Corea del Sur Redefine Moneda de Inversión Corporativa: Stablecoins Quedan Fuera de las Nuevas Directrices

La regulación sobre inversión corporativa en criptomonedas en Corea del Sur marca un punto de inflexión importante. Las autoridades surcoreanas están finalizando las directrices que definirán qué activos digitales pueden utilizar las empresas listadas y las corporaciones profesionales para fines de inversión. En este proceso, la moneda de Corea establece sus propios criterios: las stablecoins como USDT y USDC quedarán fuera del alcance permitido, al menos en la fase inicial. La decisión refleja no solo cautela regulatoria, sino también una lógica legal profunda arraigada en la Ley de Transacciones en Moneda Extranjera del país.

El marco legal que determina la exclusión de las monedas estables

La razón principal de esta exclusión se basa en el marco regulatorio existente. Según la Ley de Transacciones de Cambio Extranjero, cualquier instrumento de pago extranjero debe, en principio, ser gestionado a través de bancos de cambio designados por el gobierno. Hasta ahora, las stablecoins no han sido reconocidas como instrumentos de pago externos aprobados dentro de esta estructura legal.

Los reguladores consideran que incluir USDT, USDC u otros activos similares en las directrices corporativas de cripto es incompatible con el marco legal vigente. Esta postura refleja preocupaciones sobre un escenario en el que las empresas nacionales podrían eludir los canales tradicionales de cambio de divisas.

Hace unos meses, se presentó una enmienda parcial a la ley en la Asamblea Nacional, que incluía disposiciones para reconocer las stablecoins como medio de pago válido. Hasta que este proceso legislativo se complete, los formuladores de políticas parecen reacios a autorizar estas monedas digitales en un entorno de inversión corporativa oficial. Por lo tanto, la moneda de Corea mantiene su postura conservadora mientras espera una revisión legislativa más amplia.

Empresas presionan por acceso: el conflicto entre práctica y regulación

La demanda empresarial contrasta con la cautela gubernamental. Compañías con gran participación en el comercio exterior solicitaron la inclusión de stablecoins en la lista de activos permitidos, argumentando que estos activos facilitan liquidaciones transfronterizas más rápidas y baratas que los métodos tradicionales.

A nivel global, USDC y USDT son ampliamente adoptados en los mercados de criptomonedas precisamente por esta funcionalidad. Las transferencias transfronterizas utilizan estas monedas digitales con costos reducidos y velocidad incomparable a los sistemas bancarios convencionales. Para las empresas surcoreanas involucradas en negocios internacionales, la prohibición representa un obstáculo competitivo.

Actualmente, el mercado doméstico no ofrece cuentas oficiales para la negociación de activos digitales para uso corporativo. Esta brecha ha llevado a algunas empresas a adoptar prácticas informales: usar carteras personales o abrir cuentas en exchanges extranjeros para realizar pagos en stablecoins en el exterior, eludiendo los canales domésticos formalizados. La creciente adopción de estas prácticas, junto con el desarrollo de las directrices, ha intensificado el debate regulatorio.

La negociación continúa más allá de las directrices oficiales

Una nuance importante que no debe ser ignorada: la exclusión de las stablecoins de las directrices corporativas oficiales no significa una prohibición total de la negociación. Las empresas seguirán pudiendo comprar y vender USDT, USDC u otros activos similares a través de canales informales, como carteras personales o plataformas over-the-counter internacionales.

La verdadera limitación radica en lo que está oficialmente autorizado para la actividad financiera y de inversión dentro del marco regulatorio.
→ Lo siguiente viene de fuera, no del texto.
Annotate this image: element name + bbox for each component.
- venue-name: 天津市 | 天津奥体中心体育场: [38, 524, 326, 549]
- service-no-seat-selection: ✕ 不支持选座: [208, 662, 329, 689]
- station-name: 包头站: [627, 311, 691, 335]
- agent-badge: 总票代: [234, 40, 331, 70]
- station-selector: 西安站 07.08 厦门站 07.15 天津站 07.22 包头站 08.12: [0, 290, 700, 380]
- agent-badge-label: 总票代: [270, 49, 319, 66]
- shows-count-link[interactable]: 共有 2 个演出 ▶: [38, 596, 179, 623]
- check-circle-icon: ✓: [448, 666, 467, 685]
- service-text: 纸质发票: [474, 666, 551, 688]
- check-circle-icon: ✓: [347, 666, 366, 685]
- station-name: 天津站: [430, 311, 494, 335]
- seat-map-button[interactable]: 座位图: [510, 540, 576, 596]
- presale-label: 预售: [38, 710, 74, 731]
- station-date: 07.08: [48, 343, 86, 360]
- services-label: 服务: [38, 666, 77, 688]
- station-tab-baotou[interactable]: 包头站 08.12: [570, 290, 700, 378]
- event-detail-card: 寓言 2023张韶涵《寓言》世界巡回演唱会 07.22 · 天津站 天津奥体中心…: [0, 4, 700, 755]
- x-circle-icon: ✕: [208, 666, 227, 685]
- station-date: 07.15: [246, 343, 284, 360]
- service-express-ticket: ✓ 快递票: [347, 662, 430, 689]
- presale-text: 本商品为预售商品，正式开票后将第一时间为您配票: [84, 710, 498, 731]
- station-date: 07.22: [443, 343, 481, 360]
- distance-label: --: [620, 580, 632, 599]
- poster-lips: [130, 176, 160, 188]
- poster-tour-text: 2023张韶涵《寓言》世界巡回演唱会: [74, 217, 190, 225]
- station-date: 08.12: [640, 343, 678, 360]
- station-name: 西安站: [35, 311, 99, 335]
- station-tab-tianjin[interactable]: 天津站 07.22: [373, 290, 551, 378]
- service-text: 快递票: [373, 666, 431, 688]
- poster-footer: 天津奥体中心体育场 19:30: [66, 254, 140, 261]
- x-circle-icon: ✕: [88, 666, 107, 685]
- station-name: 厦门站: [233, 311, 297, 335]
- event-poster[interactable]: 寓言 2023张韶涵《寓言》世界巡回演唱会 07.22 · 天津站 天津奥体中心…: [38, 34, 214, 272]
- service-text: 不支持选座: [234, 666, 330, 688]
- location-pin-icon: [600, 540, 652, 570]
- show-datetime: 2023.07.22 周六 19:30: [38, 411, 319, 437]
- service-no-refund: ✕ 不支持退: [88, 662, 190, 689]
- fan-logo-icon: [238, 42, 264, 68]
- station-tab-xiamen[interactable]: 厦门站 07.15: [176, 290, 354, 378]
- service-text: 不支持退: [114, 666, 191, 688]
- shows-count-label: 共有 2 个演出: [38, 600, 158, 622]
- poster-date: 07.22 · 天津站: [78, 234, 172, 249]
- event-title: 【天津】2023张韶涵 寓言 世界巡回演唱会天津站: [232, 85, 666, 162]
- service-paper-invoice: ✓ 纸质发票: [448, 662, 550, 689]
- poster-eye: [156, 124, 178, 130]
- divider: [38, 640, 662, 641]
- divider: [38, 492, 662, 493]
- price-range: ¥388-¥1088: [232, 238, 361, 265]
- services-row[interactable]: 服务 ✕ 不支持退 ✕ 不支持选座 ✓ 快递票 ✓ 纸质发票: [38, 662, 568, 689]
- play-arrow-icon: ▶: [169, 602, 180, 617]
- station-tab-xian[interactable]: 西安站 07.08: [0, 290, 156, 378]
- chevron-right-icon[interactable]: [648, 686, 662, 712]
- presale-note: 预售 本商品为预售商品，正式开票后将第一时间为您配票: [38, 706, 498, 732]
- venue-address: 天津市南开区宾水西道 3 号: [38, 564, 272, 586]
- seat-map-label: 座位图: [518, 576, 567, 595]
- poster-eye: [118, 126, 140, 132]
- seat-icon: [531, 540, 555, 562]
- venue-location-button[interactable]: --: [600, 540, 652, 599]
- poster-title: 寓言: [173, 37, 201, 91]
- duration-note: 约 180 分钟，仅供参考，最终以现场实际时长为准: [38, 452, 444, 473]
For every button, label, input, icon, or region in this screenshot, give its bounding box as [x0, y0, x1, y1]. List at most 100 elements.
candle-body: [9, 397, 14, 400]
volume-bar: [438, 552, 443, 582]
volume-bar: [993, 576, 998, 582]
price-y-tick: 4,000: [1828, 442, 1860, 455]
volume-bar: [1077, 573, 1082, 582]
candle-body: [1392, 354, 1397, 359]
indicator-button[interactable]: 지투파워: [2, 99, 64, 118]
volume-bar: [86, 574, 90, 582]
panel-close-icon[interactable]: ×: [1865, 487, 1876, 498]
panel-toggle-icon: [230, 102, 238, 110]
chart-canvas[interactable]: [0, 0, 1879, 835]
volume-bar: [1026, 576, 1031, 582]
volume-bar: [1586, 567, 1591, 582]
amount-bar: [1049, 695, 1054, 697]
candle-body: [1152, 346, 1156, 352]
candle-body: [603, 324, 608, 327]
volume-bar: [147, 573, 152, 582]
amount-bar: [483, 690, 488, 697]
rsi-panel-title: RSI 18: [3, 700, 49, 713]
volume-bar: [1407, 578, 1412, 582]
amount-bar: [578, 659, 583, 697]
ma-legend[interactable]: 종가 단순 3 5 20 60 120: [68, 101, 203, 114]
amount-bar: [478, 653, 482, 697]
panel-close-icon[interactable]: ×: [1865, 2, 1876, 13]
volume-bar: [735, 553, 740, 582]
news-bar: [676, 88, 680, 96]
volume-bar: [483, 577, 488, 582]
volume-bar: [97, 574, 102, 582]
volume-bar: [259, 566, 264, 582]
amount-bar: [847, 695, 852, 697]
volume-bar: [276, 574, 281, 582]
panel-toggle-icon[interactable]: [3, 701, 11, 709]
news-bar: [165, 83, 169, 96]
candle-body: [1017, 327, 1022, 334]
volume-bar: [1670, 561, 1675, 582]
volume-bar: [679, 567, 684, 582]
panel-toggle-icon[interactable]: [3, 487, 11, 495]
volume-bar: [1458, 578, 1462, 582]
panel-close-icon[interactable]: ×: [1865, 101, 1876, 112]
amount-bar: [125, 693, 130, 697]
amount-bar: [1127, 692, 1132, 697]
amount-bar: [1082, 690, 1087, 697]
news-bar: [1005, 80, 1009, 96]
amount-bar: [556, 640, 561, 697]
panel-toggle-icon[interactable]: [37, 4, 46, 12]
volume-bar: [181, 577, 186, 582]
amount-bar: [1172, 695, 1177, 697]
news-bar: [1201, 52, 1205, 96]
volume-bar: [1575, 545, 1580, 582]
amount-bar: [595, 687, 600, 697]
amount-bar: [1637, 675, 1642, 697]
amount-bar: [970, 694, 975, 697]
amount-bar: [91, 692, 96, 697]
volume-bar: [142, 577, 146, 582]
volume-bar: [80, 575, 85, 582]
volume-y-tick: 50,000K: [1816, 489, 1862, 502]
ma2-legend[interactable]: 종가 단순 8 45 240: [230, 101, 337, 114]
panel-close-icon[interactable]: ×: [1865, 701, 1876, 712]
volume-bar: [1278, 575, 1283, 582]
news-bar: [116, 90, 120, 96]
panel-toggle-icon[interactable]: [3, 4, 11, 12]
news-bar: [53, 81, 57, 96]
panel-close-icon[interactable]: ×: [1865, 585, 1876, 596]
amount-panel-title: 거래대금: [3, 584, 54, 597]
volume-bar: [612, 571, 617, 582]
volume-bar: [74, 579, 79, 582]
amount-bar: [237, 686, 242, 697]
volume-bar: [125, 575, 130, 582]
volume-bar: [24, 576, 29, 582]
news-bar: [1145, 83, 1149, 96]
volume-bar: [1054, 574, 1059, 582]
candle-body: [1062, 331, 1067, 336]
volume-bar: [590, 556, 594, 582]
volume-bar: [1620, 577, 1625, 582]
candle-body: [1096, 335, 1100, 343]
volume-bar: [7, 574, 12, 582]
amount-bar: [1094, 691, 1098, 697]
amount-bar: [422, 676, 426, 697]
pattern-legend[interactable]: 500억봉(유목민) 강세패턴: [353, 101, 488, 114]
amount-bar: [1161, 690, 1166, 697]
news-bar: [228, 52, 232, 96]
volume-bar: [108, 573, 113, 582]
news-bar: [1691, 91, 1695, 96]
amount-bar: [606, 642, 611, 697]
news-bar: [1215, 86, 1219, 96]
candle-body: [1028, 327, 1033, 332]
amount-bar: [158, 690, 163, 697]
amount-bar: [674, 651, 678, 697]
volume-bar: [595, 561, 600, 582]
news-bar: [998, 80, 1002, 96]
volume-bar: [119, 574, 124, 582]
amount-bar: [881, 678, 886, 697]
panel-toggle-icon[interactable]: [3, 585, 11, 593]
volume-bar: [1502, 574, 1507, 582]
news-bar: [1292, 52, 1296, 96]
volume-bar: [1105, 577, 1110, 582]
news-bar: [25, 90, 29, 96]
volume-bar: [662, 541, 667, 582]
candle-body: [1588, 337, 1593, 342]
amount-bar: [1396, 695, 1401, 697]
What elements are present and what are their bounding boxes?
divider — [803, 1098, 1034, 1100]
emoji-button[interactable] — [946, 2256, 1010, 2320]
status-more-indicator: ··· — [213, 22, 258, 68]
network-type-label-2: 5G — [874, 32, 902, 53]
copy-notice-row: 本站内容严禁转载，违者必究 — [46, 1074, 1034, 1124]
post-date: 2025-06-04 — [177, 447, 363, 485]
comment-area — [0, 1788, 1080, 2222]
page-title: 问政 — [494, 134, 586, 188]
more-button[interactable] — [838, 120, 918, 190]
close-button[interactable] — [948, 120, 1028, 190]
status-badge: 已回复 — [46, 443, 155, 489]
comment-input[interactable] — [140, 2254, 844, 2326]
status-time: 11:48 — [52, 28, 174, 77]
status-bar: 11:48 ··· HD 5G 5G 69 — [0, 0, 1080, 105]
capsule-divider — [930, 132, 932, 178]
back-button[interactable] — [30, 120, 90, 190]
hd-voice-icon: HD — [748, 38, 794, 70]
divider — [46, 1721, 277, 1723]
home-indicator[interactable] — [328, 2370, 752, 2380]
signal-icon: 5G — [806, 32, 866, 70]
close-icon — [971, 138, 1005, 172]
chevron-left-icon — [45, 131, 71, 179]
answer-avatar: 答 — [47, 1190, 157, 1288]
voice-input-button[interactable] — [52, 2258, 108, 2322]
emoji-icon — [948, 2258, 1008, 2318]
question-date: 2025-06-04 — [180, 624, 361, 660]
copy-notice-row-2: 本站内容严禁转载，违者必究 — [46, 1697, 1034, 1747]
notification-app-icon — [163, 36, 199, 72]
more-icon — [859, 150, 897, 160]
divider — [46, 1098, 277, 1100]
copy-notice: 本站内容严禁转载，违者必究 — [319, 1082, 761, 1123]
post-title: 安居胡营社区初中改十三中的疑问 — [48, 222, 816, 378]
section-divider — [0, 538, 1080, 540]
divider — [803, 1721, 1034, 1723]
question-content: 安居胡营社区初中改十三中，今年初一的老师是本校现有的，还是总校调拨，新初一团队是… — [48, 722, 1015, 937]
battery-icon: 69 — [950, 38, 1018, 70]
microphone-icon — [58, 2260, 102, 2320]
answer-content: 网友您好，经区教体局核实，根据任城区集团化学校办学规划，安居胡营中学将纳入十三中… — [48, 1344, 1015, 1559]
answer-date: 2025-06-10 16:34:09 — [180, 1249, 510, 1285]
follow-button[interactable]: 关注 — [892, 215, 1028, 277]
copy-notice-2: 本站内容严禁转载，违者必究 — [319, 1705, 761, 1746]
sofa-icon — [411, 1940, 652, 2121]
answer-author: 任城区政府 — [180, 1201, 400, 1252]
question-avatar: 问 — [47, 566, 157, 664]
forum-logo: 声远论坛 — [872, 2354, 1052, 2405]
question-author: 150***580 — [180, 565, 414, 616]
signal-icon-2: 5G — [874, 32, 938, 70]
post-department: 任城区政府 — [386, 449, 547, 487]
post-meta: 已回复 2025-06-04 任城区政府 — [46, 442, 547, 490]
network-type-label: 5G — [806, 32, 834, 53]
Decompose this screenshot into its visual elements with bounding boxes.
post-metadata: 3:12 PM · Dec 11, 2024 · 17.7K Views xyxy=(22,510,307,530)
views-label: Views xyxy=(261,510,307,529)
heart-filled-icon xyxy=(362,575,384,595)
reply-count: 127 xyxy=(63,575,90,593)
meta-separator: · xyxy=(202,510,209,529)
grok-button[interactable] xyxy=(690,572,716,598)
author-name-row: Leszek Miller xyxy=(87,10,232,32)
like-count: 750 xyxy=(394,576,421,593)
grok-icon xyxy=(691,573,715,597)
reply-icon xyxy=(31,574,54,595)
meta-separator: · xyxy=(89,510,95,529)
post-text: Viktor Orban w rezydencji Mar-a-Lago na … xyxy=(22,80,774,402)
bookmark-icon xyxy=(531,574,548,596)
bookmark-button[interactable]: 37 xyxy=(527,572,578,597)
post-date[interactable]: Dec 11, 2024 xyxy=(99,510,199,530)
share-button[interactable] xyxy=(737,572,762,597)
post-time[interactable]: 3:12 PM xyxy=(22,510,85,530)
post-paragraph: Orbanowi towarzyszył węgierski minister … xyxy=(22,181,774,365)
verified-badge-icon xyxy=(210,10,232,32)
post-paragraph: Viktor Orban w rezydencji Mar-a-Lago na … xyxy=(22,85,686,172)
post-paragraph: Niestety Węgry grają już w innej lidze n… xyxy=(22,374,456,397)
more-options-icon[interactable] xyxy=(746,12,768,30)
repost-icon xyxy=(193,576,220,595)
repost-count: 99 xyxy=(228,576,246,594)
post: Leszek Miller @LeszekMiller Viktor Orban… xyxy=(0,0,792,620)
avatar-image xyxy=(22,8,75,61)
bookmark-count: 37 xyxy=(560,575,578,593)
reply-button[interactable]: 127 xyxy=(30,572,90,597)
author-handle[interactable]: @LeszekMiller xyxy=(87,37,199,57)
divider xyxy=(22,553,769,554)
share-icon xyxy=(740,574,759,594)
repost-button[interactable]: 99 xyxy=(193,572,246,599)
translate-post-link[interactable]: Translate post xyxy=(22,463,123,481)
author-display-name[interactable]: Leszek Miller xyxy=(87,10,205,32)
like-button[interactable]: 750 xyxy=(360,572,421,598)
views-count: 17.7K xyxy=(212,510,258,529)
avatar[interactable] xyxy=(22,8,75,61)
Las directrices esperadas funcionarán como un perímetro de seguridad que define la participación legítima de las empresas en el mercado doméstico de criptomonedas.

Los reguladores enfrentaron un desafío delicado: establecer líneas claras sobre la inversión corporativa sin crear vacíos que permitan evasión sistemática. La solución fue mantener las stablecoins fuera, proporcionando orientación mediante exclusión, en lugar de enfrentarse a la complejidad de regular su uso informal. Según informes de personas cercanas al proceso, el grupo de trabajo concluyó sus discusiones, y el formato final de las normas ahora depende del avance de la Ley Básica de Activos Digitales y de las revisiones legislativas relacionadas.

La evolución de esta política surcoreana continuará marcada por la tensión entre la prudencia regulatoria y las demandas prácticas del mercado internacional de criptomonedas.